Great stuff from the Fed/Tsitsi match that kept me up most of the night (started at midnight here, so you do the math. Uhg). I was a little early in my prediction of Federer seeing a drop in form, leading to a potential loss, but I knew it was coming.

He could not, for his tournament life, make a pass on the constantly approaching Tsitsipas or, as we know, break serve. That was tough to watch. Tsitsipas created much of the carnage, but Federer just didn’t have that depth. The FH went away, as well.

None of this is very surprising, at least here at Mcshow Blog.

The RBA story is remarkable. He outlasts the Croat in true RBA fashion: brilliant fighter is the Spaniard. Inspired. I guess the career stat there is RBA has been in 9-10 major R16 matches in his solid career, but never made a QF. There was some talk of how difficult his draws have been over the years. Just a brutal luck of the draw. And he had to beat a big boy to reach this QF. I’m so happy for him. I like his tennis, period. But his story hits home, too. He lost his mom last year; his dad has battled health, as well. Losing a parent relatively early like that is no bueno.

Speaking of luck of the draw and no bueno . . . cue the gif . . .


Hahahahahahahahahahahahahahaahah. GTFOH.

By the way, how about all of those shots of Dimitrov’s box yesterday where an absolutely distraught Agassi, sitting next to Vallverdu, practically crying in the wake of that performance. Missed the memo that Andre was in that camp. Lol.
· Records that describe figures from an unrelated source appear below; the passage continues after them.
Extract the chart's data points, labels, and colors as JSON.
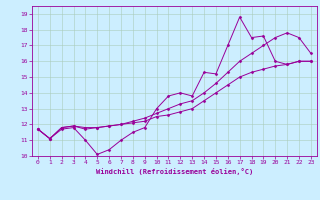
{
  "xlabel": "Windchill (Refroidissement éolien,°C)",
  "bg_color": "#cceeff",
  "line_color": "#990099",
  "grid_color": "#aaccbb",
  "xlim": [
    -0.5,
    23.5
  ],
  "ylim": [
    10,
    19.5
  ],
  "xticks": [
    0,
    1,
    2,
    3,
    4,
    5,
    6,
    7,
    8,
    9,
    10,
    11,
    12,
    13,
    14,
    15,
    16,
    17,
    18,
    19,
    20,
    21,
    22,
    23
  ],
  "yticks": [
    10,
    11,
    12,
    13,
    14,
    15,
    16,
    17,
    18,
    19
  ],
  "series1_x": [
    0,
    1,
    2,
    3,
    4,
    5,
    6,
    7,
    8,
    9,
    10,
    11,
    12,
    13,
    14,
    15,
    16,
    17,
    18,
    19,
    20,
    21,
    22,
    23
  ],
  "series1_y": [
    11.7,
    11.1,
    11.7,
    11.8,
    11.0,
    10.1,
    10.4,
    11.0,
    11.5,
    11.8,
    13.0,
    13.8,
    14.0,
    13.8,
    15.3,
    15.2,
    17.0,
    18.8,
    17.5,
    17.6,
    16.0,
    15.8,
    16.0,
    16.0
  ],
  "series2_x": [
    0,
    1,
    2,
    3,
    4,
    5,
    6,
    7,
    8,
    9,
    10,
    11,
    12,
    13,
    14,
    15,
    16,
    17,
    18,
    19,
    20,
    21,
    22,
    23
  ],
  "series2_y": [
    11.7,
    11.1,
    11.8,
    11.9,
    11.7,
    11.8,
    11.9,
    12.0,
    12.2,
    12.4,
    12.7,
    13.0,
    13.3,
    13.5,
    14.0,
    14.6,
    15.3,
    16.0,
    16.5,
    17.0,
    17.5,
    17.8,
    17.5,
    16.5
  ],
  "series3_x": [
    0,
    1,
    2,
    3,
    4,
    5,
    6,
    7,
    8,
    9,
    10,
    11,
    12,
    13,
    14,
    15,
    16,
    17,
    18,
    19,
    20,
    21,
    22,
    23
  ],
  "series3_y": [
    11.7,
    11.1,
    11.8,
    11.9,
    11.8,
    11.8,
    11.9,
    12.0,
    12.1,
    12.2,
    12.5,
    12.6,
    12.8,
    13.0,
    13.5,
    14.0,
    14.5,
    15.0,
    15.3,
    15.5,
    15.7,
    15.8,
    16.0,
    16.0
  ]
}
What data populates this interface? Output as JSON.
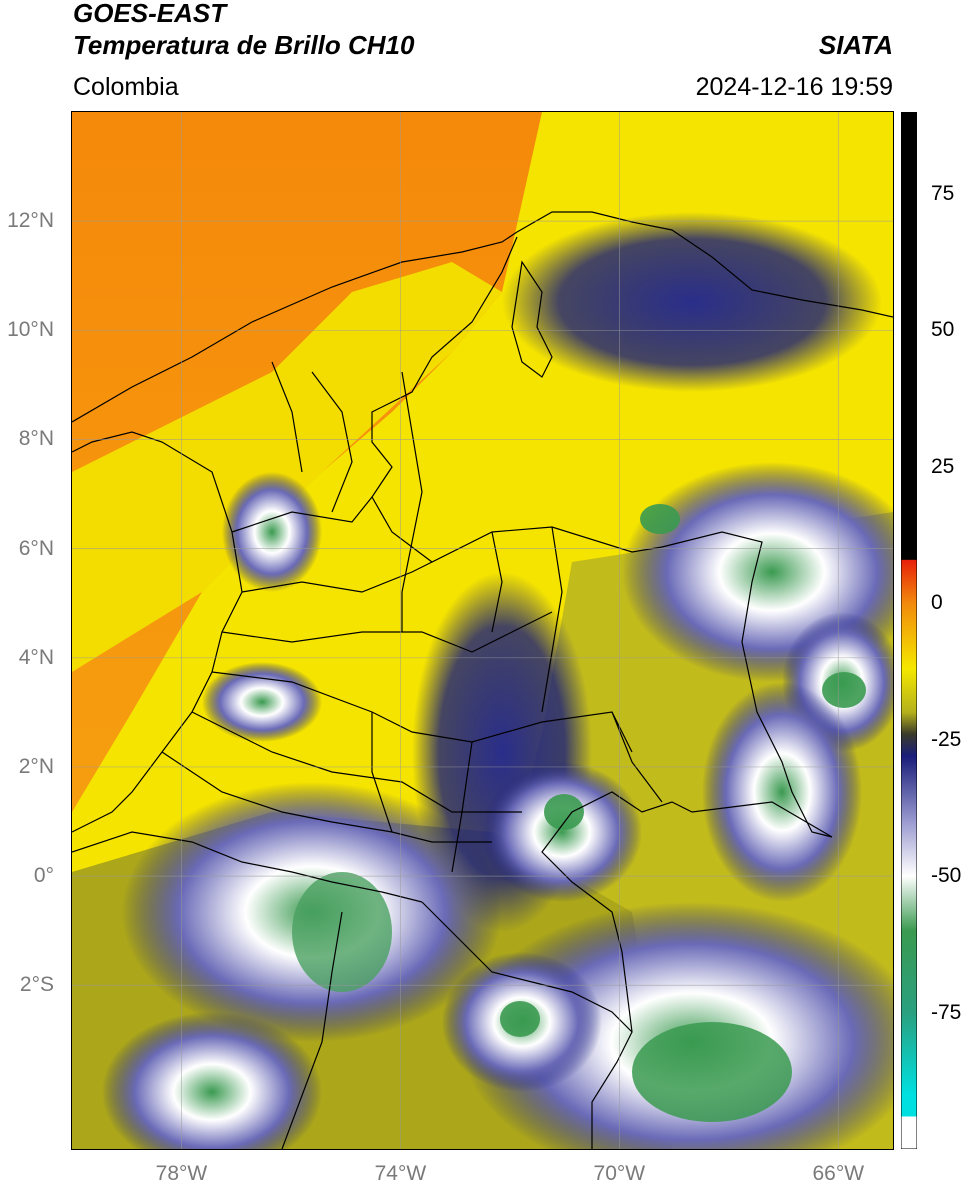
{
  "header": {
    "satellite": "GOES-EAST",
    "product": "Temperatura de Brillo CH10",
    "agency": "SIATA",
    "region": "Colombia",
    "datetime": "2024-12-16 19:59"
  },
  "map": {
    "lon_range": [
      -80,
      -65
    ],
    "lat_range": [
      -5,
      14
    ],
    "lat_ticks": [
      {
        "value": 12,
        "label": "12°N"
      },
      {
        "value": 10,
        "label": "10°N"
      },
      {
        "value": 8,
        "label": "8°N"
      },
      {
        "value": 6,
        "label": "6°N"
      },
      {
        "value": 4,
        "label": "4°N"
      },
      {
        "value": 2,
        "label": "2°N"
      },
      {
        "value": 0,
        "label": "0°"
      },
      {
        "value": -2,
        "label": "2°S"
      }
    ],
    "lon_ticks": [
      {
        "value": -78,
        "label": "78°W"
      },
      {
        "value": -74,
        "label": "74°W"
      },
      {
        "value": -70,
        "label": "70°W"
      },
      {
        "value": -66,
        "label": "66°W"
      }
    ],
    "gridlines": true,
    "colors": {
      "sea_warm": "#f7930c",
      "land_warm": "#f5e800",
      "olive": "#b4b11b",
      "cold_blue": "#1a1e7a",
      "very_cold_white": "#ffffff",
      "coldest_green": "#3a9a50"
    }
  },
  "colorbar": {
    "range": [
      -100,
      90
    ],
    "ticks": [
      {
        "value": 75,
        "label": "75"
      },
      {
        "value": 50,
        "label": "50"
      },
      {
        "value": 25,
        "label": "25"
      },
      {
        "value": 0,
        "label": "0"
      },
      {
        "value": -25,
        "label": "-25"
      },
      {
        "value": -50,
        "label": "-50"
      },
      {
        "value": -75,
        "label": "-75"
      }
    ],
    "stops": [
      {
        "value": 90,
        "color": "#000000"
      },
      {
        "value": 8,
        "color": "#000000"
      },
      {
        "value": 7.9,
        "color": "#e8210a"
      },
      {
        "value": 0,
        "color": "#f28a0c"
      },
      {
        "value": -12,
        "color": "#f5e800"
      },
      {
        "value": -20,
        "color": "#b4b11b"
      },
      {
        "value": -24,
        "color": "#3a3a2a"
      },
      {
        "value": -28,
        "color": "#1a1e7a"
      },
      {
        "value": -40,
        "color": "#9a9ad0"
      },
      {
        "value": -50,
        "color": "#ffffff"
      },
      {
        "value": -60,
        "color": "#3a9a50"
      },
      {
        "value": -75,
        "color": "#2aa080"
      },
      {
        "value": -90,
        "color": "#00e0e0"
      },
      {
        "value": -94,
        "color": "#00e0e0"
      },
      {
        "value": -94.1,
        "color": "#ffffff"
      },
      {
        "value": -100,
        "color": "#ffffff"
      }
    ]
  }
}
And Tiafoe is probably pretty much debris at this point. If he’s got the legs to stay with Nadal, he could do some damage, but this young American has played some long matches (two five-setters) and looks a bit cracked. We can hope he has it in him to bring carnage to that QF, but the chair of that QF or maybe even the tournament director will likely step-in somehow and get Fraudal through, either way. Look at that draw, folks. Embarrassing.

I’ll be back later.

2 thoughts on “Tsitsipas, Bautista Agut, Tiafoe … What’s Going on Here?

  1. Clint Grike

    Well, well, well…. I was sad to see the ancient one go out as I reckon he would have taken care of nadal in the semi (though I would have expected djokovic to prevail in the final). Realistically I saw this as Roger’s last serious chance at a slam. And I don’t see Tsitsipas troubling rafa. After that high there’s bound to be a low. But the Greek… he looks like the real deal alright! I haven’t been this excited about a young player since my then hero Pistol Pete’s wimbledon defeat to a swiss youngster by the name of Federer. The king is dead, long live the king!
    Zverev on the other hand… how do you go from the way he played in the London final to that? What a clown. I tipped coric to win that quarter not because I thing the mini-djokovic is anything special; but because zverev is what he is. At this point until he actually wins a slam I can’t think of him as even a possible contender. He’s in that category now with dimitrov: any analysis of his chances in a meaningful GS match is pointless. Any hope invested in this guy is throwing good money after bad.